I always like to have a portable project ready to tote along with me in my purse, so for that I use this great linen zipper pouch that my mom got at a quilt shop hop at some point and didn't want. (I know, right?!) I love this little pouch--it's Moda fabric and features a print of a pair of shears. It's just big enough to hold whatever small cross stitch or embroidery project I'm working on, embroidery scissors, a good sharp, irreverent pencil, a fine tip Sharpie marker, a seam ripper, and plenty of skeins of floss.


The tracing paper I use a lot for transferring patterns. I like to use pictures from vintage children's books or coloring books, or even images on the web. Once Eliot found a great old picture book about superheroes from our local library, and I couldn't resist this Wonder Woman. She was begging to be stitched.

So pulled out the tracing paper, traced the image lightly with a pencil, then flipped the tracing paper over and traced the reverse side with an iron on transfer pen.

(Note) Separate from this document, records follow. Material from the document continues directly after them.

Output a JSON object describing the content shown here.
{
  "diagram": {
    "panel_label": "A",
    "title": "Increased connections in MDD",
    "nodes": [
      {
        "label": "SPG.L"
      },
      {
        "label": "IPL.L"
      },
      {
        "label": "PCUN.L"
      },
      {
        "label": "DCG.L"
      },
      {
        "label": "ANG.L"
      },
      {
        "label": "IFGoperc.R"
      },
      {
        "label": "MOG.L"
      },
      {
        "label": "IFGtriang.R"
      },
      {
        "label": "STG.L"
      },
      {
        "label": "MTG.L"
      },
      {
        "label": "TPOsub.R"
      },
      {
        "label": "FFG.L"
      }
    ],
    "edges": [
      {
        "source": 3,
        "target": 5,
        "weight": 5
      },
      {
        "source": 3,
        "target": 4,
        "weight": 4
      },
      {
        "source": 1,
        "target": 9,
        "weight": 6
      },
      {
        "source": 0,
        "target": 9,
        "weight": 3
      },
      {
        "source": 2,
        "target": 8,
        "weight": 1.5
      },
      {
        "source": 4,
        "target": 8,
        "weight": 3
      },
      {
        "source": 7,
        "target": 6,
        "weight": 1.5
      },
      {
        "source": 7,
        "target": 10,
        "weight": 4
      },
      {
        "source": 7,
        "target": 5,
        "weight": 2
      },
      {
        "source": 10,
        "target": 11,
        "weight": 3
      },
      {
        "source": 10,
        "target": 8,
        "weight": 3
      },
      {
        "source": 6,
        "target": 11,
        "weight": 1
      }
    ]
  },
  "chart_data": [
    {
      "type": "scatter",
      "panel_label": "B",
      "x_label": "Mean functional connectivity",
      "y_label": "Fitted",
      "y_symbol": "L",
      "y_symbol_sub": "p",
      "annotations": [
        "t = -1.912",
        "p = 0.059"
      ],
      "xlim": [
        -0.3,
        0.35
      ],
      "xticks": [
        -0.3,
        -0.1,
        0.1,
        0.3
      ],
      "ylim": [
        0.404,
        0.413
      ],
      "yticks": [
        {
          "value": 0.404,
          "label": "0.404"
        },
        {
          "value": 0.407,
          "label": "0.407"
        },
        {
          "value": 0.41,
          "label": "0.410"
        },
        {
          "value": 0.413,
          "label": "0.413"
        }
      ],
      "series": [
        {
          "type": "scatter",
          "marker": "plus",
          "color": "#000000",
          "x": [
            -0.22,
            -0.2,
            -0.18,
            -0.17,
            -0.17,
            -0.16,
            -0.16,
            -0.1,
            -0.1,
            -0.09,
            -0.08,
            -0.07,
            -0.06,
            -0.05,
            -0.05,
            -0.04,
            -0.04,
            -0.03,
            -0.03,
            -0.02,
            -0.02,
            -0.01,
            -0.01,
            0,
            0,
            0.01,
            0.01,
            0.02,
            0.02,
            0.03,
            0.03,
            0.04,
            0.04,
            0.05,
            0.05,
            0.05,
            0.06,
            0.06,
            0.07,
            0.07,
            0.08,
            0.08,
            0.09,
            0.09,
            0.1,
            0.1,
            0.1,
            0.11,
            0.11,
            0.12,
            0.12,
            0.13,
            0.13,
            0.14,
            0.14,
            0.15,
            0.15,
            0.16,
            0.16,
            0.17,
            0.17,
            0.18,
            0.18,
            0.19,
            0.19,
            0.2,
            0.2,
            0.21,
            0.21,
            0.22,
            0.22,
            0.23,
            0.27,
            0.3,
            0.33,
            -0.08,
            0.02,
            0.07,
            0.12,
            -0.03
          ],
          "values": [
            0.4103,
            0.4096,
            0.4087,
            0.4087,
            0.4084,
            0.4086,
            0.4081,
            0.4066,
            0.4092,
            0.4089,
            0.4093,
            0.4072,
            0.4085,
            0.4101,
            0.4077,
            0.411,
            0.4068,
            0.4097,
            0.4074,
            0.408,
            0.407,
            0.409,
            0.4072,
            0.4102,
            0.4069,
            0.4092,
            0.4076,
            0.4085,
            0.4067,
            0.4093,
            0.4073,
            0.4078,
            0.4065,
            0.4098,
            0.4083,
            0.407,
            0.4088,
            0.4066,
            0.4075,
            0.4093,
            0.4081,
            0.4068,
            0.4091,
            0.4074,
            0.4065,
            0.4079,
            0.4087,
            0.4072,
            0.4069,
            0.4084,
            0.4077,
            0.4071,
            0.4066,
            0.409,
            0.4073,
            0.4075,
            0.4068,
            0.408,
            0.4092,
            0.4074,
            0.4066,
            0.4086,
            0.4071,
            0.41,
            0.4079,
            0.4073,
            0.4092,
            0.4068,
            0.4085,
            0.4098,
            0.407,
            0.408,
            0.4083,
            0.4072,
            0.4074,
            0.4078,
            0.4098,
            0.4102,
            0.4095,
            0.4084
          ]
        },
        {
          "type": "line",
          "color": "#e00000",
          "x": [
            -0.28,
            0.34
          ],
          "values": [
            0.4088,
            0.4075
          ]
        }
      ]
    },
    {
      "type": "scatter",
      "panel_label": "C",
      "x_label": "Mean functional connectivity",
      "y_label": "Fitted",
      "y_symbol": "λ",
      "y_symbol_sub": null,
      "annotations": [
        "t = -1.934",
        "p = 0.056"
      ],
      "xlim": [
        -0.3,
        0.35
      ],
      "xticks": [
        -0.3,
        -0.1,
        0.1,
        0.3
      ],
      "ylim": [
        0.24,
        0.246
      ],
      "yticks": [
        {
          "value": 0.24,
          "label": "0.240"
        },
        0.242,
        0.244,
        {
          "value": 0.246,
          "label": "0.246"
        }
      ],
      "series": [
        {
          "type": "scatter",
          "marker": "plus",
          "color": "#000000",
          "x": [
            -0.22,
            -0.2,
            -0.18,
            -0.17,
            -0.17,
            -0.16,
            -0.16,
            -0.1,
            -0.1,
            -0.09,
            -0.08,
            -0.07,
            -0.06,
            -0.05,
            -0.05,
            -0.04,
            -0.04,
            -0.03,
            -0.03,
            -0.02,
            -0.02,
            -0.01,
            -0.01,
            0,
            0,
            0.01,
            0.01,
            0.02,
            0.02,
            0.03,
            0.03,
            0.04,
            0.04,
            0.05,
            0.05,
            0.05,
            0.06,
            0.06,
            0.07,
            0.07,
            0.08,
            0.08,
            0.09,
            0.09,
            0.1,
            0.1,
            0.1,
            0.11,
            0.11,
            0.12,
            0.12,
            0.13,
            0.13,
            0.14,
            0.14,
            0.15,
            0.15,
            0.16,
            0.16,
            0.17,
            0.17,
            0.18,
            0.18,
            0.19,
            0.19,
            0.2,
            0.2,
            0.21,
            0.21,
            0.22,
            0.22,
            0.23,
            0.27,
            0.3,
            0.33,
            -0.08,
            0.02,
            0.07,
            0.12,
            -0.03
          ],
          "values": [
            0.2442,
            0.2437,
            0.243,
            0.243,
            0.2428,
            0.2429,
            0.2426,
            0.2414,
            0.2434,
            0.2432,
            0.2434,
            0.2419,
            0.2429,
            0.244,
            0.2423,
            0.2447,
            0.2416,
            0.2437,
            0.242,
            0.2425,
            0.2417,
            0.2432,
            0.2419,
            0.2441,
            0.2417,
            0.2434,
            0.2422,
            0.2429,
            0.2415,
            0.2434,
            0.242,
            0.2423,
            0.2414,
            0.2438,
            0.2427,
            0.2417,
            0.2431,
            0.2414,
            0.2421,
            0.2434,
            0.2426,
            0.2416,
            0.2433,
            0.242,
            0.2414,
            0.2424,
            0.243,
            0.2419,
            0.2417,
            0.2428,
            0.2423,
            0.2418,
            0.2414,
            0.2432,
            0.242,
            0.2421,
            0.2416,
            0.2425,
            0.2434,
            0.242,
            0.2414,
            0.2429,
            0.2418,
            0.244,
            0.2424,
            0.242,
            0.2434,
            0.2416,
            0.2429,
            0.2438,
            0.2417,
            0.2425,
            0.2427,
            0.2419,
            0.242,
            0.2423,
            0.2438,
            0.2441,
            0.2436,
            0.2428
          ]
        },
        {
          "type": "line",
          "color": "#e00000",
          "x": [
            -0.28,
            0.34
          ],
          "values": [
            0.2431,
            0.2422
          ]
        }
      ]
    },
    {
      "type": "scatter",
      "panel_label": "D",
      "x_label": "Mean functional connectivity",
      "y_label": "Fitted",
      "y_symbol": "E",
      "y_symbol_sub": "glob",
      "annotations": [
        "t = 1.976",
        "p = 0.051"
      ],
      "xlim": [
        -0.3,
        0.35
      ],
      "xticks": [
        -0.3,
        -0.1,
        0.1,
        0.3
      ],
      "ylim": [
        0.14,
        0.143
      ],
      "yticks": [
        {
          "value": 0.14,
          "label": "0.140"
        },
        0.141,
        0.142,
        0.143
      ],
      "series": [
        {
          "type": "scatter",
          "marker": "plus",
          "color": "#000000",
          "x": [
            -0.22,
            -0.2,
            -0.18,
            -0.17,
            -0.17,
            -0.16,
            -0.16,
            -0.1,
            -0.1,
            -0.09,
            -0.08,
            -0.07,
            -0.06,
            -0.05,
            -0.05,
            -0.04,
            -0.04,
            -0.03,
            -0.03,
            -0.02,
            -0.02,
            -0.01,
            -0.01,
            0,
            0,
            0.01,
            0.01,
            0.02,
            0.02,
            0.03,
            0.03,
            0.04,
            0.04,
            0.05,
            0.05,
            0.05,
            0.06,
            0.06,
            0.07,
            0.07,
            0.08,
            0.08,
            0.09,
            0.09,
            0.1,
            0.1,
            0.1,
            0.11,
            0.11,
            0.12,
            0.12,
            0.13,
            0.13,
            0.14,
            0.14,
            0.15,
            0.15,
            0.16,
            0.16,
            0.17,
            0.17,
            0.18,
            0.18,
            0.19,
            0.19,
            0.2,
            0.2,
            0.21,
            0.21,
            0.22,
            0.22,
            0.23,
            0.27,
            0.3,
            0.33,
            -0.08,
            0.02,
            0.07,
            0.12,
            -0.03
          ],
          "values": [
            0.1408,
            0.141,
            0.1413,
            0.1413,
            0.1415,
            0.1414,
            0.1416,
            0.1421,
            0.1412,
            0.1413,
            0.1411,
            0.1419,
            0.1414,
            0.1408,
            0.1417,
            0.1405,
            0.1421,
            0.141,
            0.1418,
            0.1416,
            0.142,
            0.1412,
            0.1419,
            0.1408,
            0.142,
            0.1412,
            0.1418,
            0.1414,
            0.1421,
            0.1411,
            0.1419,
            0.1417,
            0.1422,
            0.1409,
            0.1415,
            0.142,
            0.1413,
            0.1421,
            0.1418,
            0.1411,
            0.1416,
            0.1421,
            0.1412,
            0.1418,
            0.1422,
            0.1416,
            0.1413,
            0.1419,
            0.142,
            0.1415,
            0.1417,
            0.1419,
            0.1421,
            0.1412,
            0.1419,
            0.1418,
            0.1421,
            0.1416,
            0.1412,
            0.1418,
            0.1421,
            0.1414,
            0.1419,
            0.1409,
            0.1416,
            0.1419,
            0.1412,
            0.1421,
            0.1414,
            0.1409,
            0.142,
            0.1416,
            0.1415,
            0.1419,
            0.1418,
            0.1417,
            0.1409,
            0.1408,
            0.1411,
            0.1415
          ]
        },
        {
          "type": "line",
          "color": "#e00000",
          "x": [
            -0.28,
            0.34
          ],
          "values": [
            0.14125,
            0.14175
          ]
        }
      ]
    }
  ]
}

Then I just ironed her onto some white fabric and started stitching away. I'm planning on cutting away all but a thin white outline and then maybe adding a yellow star to her left. Not sure yet.




I love the metallic gold thread for her lasso, but it is such a pain to work with. I think I need to get my hands on some Thread Heaven, as I hear that makes working with metallics a bit easier.